A música brasileira está em luto. O cantor e compositor baiano João Gilberto, um dos criadores e principal nome da Bossa Nova, morreu neste sábado, 6 de julho de 2019, aos 88 anos de idade, no Rio de Janeiro, informou seu filho João Marcelo nas redes sociais. “Meu pai morreu. Sua luta foi nobre, ele tentou manter a dignidade à luz da perda da independência. Agradeço minha família por estar aqui por ele", escreveu o filho do cantor. A informação também foi confirmada pela neta Sofia.


Filho do comerciante Juveniano Domingos de Oliveira e de Martinha do Prado Pereira de Oliveira, a Patu, João viveu em terras juazeirenses até 1942, aos 11 anos, quando seguiu para estudar em Aracaju. Na volta, a música já tinha arrebatado o estudante e ele fundou o primeiro grupo, Enamorados do Ritmo. Juazeiro ficou pequena.


Aos 18 anos, em Salvador, já trabalhava com carteira assinada na Rádio Sociedade da Bahia. Ainda seguia os mandamentos de Orlando Silva, tentado imitá-lo, quando o grupo vocal Garotos da Lua o chamou para gravar no Rio de Janeiro dois discos em 78 rotações.


A então capital do país fervia na segunda metade dos anos 50 e foi lá que João se estabeleceu aos 26 anos, em 1957. Sem muitos recursos, seguia a trilha de quem queria ser alguém com um violão debaixo do braço.
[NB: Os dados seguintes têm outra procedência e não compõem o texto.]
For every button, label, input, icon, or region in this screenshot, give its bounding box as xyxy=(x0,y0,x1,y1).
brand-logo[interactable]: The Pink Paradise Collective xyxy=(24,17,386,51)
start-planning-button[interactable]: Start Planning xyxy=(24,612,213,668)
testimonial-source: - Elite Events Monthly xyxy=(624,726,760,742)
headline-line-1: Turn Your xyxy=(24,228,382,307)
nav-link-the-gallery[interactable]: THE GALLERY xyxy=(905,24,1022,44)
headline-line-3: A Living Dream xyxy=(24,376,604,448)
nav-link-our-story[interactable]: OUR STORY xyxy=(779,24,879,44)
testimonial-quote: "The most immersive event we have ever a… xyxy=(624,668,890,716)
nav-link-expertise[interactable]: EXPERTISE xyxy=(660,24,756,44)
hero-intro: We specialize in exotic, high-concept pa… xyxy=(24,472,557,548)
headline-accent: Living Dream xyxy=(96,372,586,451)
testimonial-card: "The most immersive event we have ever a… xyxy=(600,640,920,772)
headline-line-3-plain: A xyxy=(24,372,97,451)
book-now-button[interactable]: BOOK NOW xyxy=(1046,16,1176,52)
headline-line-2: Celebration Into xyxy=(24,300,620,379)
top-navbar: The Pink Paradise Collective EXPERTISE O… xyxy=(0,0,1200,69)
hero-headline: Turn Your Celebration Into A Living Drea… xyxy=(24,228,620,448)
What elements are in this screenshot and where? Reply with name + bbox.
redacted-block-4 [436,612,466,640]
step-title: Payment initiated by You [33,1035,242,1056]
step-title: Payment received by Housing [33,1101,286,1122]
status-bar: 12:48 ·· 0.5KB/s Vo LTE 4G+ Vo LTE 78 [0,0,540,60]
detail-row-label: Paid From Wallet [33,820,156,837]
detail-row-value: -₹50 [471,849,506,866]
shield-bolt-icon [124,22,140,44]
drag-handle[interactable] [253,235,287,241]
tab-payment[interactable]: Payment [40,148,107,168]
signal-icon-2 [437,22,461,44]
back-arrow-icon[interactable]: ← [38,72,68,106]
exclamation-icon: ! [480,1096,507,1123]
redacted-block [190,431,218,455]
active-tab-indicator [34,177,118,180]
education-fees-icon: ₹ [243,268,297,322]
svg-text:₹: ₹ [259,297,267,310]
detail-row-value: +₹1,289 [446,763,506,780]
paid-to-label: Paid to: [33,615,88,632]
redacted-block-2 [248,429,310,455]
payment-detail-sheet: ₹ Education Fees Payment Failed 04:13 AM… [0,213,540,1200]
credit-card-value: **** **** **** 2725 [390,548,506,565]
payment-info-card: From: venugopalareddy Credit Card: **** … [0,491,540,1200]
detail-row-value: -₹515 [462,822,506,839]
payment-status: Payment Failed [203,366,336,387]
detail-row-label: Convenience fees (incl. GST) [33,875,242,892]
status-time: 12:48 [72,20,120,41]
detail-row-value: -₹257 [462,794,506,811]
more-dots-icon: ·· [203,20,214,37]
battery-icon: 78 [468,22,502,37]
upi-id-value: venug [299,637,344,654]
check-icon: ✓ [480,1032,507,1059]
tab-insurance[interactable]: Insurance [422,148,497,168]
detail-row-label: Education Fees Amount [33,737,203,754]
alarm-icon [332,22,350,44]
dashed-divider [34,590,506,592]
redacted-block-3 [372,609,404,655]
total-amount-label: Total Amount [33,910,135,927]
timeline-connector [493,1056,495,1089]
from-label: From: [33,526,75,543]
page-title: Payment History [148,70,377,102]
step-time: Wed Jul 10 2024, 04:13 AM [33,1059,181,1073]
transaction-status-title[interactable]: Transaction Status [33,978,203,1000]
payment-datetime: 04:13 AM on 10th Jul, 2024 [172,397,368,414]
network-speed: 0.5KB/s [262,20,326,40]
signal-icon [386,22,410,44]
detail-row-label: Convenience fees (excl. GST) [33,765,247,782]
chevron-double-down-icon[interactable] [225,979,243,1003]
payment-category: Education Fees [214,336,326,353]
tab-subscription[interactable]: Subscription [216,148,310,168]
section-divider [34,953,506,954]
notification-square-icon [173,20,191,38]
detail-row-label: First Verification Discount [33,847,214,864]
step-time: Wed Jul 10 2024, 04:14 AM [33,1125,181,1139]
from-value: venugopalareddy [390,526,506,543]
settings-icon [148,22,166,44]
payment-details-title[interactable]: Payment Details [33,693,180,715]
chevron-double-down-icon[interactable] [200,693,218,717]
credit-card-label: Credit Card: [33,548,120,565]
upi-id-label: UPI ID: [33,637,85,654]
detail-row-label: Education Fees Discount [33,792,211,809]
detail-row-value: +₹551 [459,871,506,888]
Cantou para quem poderia fazer a diferença, como o cantor Tito Madi, mas teve mais sorte ao cair nas graças do produtor e também violonista Roberto Menescal.


Após um período recluso, dizem que de volta a Juazeiro, na Bahia, desenvolveu a batida de violão que se tornaria a maior característica da Bossa Nova. Bim Bom, uma das primeiras que apresentou aos círculos de artistas no Rio, já trazia o caminhão com a carroceria cheia. A levada uniforme deslocando acentos fortes para lugares incomuns, a harmonia abrindo picadas onde ainda ninguém havia passado, a mão que fazia acordes fazendo também percussão. E a voz. A voz de João deixava as tentativas da impostação e partia para o que fazia o trompetista Chet Baker quando cantava. Volume baixo e notas de longa duração, limpas, sem vibrato.


Era julho de 1958 quando Elizeth Cardoso apareceu com o disco Canção do Amor Demais, com músicas de Tom Jobim e Vinicius de Moraes. Ao violão em duas das faixas, Chega de Saudade e Outra Vez, João Gilberto. Era a Bossa Nova. Estava transformada de forma definitiva a história da música brasileira.